If the Christ killing accusation was buried in history following the Middle Ages, no one would care much. But it’s not. Anti-Semitism is once again on the rise throughout the world. Believe it or not, the Muslim world often quotes Christian medieval statements about the Jews culpability in the killing of Christ to show just how evil Jews are. Even among certain Christian circles within the United States, this is still believed. Honestly, Mel Gibson’s movie, “the Passion,” didn’t help. But aside from the twisted idea that somehow modern day Jews are responsible for actions taken against someone almost 2,000 years ago, the very assertion of collective Jewish guilt at the time of Jesus is absolutely absurd.

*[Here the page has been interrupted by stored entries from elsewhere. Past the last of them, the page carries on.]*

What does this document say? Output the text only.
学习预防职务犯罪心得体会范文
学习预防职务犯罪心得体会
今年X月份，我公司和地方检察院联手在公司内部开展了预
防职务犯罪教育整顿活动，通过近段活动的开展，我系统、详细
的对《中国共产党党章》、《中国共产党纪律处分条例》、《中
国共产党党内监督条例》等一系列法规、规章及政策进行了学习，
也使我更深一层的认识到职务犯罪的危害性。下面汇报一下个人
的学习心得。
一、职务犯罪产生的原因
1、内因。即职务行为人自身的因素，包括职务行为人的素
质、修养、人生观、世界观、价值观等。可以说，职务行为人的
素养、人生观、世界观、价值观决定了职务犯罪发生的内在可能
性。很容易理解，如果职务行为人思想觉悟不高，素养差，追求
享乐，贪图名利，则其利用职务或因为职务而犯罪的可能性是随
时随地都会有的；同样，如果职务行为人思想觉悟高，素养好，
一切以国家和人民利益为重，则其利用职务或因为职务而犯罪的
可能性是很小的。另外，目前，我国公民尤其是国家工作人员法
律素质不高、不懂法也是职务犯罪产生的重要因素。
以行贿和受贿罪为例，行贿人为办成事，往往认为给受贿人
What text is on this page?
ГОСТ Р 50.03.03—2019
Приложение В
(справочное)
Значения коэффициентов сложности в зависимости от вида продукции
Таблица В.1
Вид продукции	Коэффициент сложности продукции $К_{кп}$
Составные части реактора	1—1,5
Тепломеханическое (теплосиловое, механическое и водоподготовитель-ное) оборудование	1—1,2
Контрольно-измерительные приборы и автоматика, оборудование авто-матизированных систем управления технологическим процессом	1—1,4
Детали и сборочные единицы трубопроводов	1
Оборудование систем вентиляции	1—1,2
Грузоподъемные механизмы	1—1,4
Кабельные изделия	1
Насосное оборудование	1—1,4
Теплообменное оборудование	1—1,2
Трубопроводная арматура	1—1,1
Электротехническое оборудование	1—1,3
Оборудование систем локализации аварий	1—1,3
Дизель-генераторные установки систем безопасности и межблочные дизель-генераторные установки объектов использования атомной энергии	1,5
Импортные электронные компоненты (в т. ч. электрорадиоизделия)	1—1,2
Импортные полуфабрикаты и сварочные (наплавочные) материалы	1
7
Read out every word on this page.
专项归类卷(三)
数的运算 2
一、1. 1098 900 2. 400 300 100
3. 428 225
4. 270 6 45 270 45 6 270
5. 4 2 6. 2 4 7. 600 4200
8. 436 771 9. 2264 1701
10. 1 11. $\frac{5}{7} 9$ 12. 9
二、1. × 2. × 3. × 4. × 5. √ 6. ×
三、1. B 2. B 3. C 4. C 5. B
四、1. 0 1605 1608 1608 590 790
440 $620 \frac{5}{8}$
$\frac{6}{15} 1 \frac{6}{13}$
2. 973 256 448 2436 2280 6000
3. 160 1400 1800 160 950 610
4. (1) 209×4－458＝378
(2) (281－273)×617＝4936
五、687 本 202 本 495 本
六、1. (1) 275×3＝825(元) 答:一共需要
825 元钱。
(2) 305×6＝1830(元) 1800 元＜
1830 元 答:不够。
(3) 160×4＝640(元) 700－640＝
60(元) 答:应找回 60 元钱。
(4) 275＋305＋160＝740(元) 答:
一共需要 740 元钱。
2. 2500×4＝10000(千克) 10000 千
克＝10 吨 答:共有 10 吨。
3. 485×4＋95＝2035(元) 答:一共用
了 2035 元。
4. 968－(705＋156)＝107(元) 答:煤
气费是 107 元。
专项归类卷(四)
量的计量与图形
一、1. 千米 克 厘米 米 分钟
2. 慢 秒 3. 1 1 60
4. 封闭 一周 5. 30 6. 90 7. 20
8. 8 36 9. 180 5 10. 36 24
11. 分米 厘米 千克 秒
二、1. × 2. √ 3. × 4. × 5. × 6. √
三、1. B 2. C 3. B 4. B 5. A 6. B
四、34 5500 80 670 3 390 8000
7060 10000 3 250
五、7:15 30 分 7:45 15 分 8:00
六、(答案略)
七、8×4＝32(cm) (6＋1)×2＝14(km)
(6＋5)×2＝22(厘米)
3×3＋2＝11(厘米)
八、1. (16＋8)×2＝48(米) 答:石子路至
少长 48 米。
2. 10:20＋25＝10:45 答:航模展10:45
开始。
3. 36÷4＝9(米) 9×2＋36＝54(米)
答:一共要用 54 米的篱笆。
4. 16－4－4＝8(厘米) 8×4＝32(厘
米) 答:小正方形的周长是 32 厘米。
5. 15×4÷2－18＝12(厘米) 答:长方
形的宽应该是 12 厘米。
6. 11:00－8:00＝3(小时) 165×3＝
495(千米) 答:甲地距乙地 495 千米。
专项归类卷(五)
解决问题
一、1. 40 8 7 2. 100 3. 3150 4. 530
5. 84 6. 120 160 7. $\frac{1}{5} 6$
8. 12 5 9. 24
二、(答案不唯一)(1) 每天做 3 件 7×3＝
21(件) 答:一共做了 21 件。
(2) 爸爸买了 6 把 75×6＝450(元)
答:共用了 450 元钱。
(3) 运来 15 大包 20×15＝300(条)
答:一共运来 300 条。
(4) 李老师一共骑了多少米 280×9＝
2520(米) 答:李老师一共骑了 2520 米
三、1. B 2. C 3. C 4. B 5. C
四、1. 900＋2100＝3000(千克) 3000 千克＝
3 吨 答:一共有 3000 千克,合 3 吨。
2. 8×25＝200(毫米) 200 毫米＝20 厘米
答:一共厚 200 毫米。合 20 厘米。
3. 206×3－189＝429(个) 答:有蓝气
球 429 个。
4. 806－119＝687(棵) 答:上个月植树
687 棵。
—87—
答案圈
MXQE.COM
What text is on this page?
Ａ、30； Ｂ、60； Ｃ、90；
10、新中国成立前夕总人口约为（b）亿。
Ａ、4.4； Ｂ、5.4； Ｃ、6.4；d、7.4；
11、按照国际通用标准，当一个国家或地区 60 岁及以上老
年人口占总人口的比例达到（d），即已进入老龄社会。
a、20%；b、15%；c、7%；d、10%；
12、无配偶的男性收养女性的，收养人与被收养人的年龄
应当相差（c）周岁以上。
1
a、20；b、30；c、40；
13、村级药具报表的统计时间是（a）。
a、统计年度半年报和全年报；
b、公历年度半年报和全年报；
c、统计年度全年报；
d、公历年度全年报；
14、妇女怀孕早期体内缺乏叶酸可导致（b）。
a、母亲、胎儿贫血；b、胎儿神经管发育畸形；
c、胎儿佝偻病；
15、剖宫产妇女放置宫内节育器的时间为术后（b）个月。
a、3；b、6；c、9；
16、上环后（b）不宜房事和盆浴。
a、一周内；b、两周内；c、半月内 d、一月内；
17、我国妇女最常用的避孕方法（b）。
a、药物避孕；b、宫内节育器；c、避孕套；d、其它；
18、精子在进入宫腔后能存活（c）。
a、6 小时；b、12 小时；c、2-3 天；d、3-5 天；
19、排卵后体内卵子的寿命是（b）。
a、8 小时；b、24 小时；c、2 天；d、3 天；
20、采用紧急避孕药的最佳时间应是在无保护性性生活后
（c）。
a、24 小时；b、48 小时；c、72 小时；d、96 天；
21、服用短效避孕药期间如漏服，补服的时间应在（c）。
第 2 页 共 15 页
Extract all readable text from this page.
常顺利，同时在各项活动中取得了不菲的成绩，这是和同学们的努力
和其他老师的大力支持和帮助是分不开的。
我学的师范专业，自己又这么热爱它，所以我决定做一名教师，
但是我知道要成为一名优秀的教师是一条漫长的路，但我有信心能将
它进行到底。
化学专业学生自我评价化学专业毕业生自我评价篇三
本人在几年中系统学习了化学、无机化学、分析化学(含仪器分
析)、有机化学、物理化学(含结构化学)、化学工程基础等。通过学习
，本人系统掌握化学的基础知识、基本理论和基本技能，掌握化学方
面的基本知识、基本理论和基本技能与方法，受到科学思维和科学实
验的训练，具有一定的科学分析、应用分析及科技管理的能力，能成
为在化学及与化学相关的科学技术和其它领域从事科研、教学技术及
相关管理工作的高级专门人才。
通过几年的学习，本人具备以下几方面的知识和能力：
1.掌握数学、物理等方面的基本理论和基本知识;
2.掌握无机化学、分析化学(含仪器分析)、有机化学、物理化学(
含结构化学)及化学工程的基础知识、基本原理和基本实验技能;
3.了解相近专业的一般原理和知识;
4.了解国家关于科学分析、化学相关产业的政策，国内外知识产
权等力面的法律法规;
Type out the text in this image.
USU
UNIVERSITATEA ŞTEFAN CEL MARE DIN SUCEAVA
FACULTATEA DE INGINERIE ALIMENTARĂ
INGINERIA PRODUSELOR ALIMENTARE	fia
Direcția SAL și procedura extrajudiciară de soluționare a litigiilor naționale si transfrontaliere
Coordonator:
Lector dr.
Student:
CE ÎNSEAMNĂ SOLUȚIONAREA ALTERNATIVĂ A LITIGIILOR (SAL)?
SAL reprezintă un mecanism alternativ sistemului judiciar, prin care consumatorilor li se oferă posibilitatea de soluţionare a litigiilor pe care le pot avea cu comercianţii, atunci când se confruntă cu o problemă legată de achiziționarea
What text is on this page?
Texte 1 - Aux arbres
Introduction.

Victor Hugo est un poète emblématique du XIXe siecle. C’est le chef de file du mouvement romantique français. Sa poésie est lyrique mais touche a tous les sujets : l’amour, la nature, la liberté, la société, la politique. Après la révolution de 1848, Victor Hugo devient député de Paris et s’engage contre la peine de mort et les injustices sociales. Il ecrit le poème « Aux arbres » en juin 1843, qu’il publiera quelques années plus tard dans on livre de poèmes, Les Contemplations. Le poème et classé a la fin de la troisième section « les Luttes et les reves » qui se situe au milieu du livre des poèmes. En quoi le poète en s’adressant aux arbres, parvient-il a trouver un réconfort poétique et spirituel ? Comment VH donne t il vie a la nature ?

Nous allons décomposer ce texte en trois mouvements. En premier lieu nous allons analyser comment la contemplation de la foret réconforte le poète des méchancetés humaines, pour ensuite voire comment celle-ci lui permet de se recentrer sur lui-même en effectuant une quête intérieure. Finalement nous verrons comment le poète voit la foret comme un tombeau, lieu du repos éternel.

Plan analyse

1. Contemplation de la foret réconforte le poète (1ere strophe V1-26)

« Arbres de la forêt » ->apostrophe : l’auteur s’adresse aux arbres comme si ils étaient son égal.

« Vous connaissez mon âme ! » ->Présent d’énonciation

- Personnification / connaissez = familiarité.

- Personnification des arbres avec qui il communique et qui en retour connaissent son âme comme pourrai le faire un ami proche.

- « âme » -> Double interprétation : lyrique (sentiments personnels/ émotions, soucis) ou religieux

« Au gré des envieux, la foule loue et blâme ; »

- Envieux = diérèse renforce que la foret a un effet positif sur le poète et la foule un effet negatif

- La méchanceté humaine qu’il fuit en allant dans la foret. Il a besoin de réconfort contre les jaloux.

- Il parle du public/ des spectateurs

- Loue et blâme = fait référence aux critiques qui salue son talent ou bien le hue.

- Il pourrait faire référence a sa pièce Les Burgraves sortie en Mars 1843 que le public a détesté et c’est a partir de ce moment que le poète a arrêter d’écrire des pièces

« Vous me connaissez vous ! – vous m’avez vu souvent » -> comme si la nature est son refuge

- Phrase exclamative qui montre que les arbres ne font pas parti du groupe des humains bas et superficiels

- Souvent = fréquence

Who killed Christ? The New Testament makes it abundantly clear that no one killed him. Rather, he voluntarily laid down his own life. Does the New Testament show Jesus in conflict with Jewish leaders? Absolutely. But anyone who knows anything about 2nd Temple Judaism recognizes that various Jewish groups were in constant conflict with one another, often declaring the other side to be “a child of the devil.” Yes, according to the New Testament the Jewish High priest and his cohorts handed Jesus over to the Romans for punishment and wanted him executed. But the high priest and much of the Sanhedrin (the Jewish ruling body) were political lackeys of Rome, descendants of King Herod’s appointments. In the end the Romans put him to death. Hence, if anyone is responsible it’s the Romans and their allies within Jewish ruling circles. But these groups did not represent the Jewish world. In fact, following the destruction of the 2nd Temple, 40 years later, the Sanhedrin was completely overhauled, and the new governing body excluded most of those associated with the earlier one.
If the Jews killed Christ, then what about his Jewish followers? What about the writers of the New Testament, who were all Jews, save possibly one? What about the scores of thousands and even hundreds of thousands of Jews who believed in Christ by the end of the 1st century and beginning of the 2nd? These numbers are compared to the handful of Jews who were actually involved in the recommendation to the Romans to put him to death. The Christ killing allegation against Jews developed much later and was a transfer of earlier Roman/Greek Anti-Semitism to an increasingly Gentile church. Once embedded it was a convenient conspiracy myth that grew into a monster, which still lurks among the ignorant and perpetrators of evil around the world. The only accurate statement about the subject is this: the Jews did not kill Christ.